Recuerdo aquel mayo de 2011 en que dormíamos en una plaza sin saber muy bien por qué, sin rumbo, sin aparentes razones, sin respuestas ni soluciones. Realmente parecía que nada iba a cambiar. Y así fue durante dos años. De hecho, tras pasar un año lejos de estas tierras, sentí que tampoco nada había cambiado.
Sin embargo, hoy, tal vez fruto de un inexplicable optimismo, he juntado varios factores que me han devuelto una mínima esperanza. Esta semana tuve el gran placer de disfrutar junto a los afectados por la hipoteca, la aprobación de la sentencia del tribunal europeo, que suponía "la victoria de los débiles". Y no es para menos las numerosas muestras de alegrías. Cuatro años de lucha, un millón y medio de firmas, 700 desalojos paralizados, 600.000 personas en riesgo de quedarse en la calle, varios suicidios... No conozco lucha social más exitosa. Para quitarse el sombrero.
Pero mi admiración no acaba ahí. Me levanto este buen domingo y entre las informaciones que se guardan para el fin de semana me encuentro un titular inverosímil: 'Los españoles confían mucho más en los movimientos sociales que en los políticos'. De entrada pensaba que sería una artículo de opinión, ¡pero no estaba en cursiva! Eran datos, y aquí los tienen. quién nos lo iba a decir a aquellos indignados/as cuando en ese junio de 2011 nos tacharon de terroristas por manifestarnos en el Parlament contra los primeros recortes...
Más vale tarde que nunca. O como reza Violeta Assiego Cruz, 'Llegar a tiempo'. Porque a cuentagotas van apareciendo atrevidos jueces que abren causas, combaten la corrupción, se enfrentan al poder. Aunque despacio, como manda la institución, por lo menos dan síntomas de que la mierda no llega hasta las cejas, sólo hasta el cuello, y que todavía podemos respirar, o gritar, o guiñar un ojo, cada cuál lo que pueda.
Momentos de emoción tras conocer la sentencia del tribunal europeo, en la sede de la Plataforma de Afectados por la Hipoteca en Barcelona, carrer del Enamorats (hasta el nombre de la calle es bonito). Mucha alegría, nervios y sobre todo fuerzas para seguir con la lucha. No se merecen menos. Cualquier día podemos ser nosotros/as. / Foto: AITOR SÁEZ
Pero lo bueno no acaba aquí. Entre esos gritos y guiños, la sociedad sigue a la suya, siempre más veloz. Y avanza más allá de las encuestas y las urnas. Actúa. Tiene ideas, las lleva a cabo, a veces bien, otras mal, pero lo intentamos. Entre esas pequeñas iniciativas que nunca llegan a tener cabida en los grandes medios de comunicación, he encontrado un proyecto de red de intercambio de favores, que ya tiene 5.001 usuarios en siete meses. Se llama Favoralia y parece que va funcionando. No quisiera hundir ahora el sistema monetaria, financiero, económico, y derivarlo en una revuelta global (o sí), pero me ha parecido muy ingenioso y necesario. En el corralito de 2001 en Argentina, los barrios emplearon este sistema para sobrevivir. A falta de dinero, yo te corto el pelo y tú me arreglas la tubería. Supongo que eso viene de los neandertales, ¡qué primitivos nos hemos vuelto!

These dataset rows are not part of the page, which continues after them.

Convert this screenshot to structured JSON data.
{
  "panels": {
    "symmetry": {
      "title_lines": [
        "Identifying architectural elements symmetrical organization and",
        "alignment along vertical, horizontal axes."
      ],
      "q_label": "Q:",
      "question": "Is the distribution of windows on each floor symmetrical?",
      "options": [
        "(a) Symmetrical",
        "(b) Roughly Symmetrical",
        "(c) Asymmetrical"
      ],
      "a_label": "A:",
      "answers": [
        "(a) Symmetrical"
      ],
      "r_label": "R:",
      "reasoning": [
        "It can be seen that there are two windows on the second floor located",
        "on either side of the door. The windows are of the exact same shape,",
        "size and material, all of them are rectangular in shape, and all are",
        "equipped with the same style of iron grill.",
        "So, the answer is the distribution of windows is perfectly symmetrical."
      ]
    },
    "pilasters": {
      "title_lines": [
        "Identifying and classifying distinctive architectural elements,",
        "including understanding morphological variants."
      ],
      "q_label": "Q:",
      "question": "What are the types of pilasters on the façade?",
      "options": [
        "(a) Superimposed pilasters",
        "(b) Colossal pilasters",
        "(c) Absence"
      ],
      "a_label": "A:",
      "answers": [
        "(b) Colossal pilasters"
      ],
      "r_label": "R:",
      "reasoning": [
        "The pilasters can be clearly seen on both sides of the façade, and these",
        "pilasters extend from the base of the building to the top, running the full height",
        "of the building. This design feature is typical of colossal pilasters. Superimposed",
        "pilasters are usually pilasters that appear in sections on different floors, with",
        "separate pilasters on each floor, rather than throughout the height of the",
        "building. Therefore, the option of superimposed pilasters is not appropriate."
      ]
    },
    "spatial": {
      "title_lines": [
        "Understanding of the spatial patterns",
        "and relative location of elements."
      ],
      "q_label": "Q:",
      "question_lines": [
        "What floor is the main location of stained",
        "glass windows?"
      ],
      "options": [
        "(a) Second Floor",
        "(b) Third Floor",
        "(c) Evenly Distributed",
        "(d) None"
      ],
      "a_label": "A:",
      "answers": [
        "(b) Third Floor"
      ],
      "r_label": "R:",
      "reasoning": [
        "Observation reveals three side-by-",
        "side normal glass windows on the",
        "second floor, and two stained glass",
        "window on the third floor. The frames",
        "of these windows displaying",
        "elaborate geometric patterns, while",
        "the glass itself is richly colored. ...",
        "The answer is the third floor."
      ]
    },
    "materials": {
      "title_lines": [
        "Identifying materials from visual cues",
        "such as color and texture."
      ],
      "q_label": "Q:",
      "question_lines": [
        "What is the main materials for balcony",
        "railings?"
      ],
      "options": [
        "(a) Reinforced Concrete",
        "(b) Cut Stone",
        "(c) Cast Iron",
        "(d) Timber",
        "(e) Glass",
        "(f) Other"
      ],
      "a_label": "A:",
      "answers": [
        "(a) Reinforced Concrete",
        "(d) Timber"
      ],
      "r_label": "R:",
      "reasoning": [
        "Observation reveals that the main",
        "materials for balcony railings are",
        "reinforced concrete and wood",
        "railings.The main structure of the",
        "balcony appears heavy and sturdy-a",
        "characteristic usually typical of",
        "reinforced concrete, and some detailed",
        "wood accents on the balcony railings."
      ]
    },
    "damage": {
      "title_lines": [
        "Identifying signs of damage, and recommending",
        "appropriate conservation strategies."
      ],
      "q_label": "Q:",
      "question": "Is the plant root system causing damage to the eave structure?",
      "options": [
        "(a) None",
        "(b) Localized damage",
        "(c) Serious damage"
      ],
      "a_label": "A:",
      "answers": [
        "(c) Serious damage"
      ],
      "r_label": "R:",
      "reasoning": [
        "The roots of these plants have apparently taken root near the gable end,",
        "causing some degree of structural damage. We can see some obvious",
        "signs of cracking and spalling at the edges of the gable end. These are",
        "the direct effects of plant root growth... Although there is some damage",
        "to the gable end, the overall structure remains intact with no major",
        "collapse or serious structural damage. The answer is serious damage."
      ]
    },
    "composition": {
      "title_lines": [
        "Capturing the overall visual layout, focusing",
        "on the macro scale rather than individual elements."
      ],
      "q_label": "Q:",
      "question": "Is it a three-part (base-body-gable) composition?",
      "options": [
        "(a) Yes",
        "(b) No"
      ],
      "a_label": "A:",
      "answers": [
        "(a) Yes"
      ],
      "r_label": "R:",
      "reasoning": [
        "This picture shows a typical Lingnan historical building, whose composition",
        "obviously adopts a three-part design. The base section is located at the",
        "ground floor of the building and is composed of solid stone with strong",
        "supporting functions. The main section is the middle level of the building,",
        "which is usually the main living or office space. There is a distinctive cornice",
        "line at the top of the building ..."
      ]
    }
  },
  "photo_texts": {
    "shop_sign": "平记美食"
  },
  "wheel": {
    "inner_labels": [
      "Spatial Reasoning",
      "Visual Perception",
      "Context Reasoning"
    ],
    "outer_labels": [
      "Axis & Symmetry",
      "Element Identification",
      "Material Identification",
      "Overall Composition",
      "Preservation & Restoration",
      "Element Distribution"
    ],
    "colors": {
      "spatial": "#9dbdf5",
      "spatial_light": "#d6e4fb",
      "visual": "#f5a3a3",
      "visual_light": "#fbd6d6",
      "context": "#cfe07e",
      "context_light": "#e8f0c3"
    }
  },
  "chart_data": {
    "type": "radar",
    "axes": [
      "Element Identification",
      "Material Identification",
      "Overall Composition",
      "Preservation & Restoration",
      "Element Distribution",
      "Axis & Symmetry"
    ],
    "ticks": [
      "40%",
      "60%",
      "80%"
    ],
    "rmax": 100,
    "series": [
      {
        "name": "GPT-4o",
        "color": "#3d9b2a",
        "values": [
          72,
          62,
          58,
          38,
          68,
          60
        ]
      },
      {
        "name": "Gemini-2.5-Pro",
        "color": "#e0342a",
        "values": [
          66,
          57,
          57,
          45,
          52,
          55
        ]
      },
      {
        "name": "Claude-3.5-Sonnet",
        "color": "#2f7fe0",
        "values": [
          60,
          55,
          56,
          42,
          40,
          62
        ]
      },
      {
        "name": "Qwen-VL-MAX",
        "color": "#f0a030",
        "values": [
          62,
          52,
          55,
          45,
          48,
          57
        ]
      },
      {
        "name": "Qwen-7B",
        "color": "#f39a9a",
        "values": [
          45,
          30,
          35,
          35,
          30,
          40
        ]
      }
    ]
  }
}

Y al final, a gran escala, que si la Marea Ciudadana española y portuguesa se han unido, que si van a hacer más acciones el mes que viene... la punta del iceberg de las tantas cosas que van pasando y nos dan motivos de esperanza. Como diría mi compañero (y jefe) de cuartelillo, Xavier Valls, puede que sea obra del Espíritu Santo. Da lo mismo. El caso es que este domingo gris y lluvioso deja ver una luz al final del túnel. Y si algo bueno tenemos por el sur es que la primavera mediterránea es muy agradable. Veremos si este mes de mayo nos depara alguna sorpresa por estas plazas, porque ¿algo está cambiando?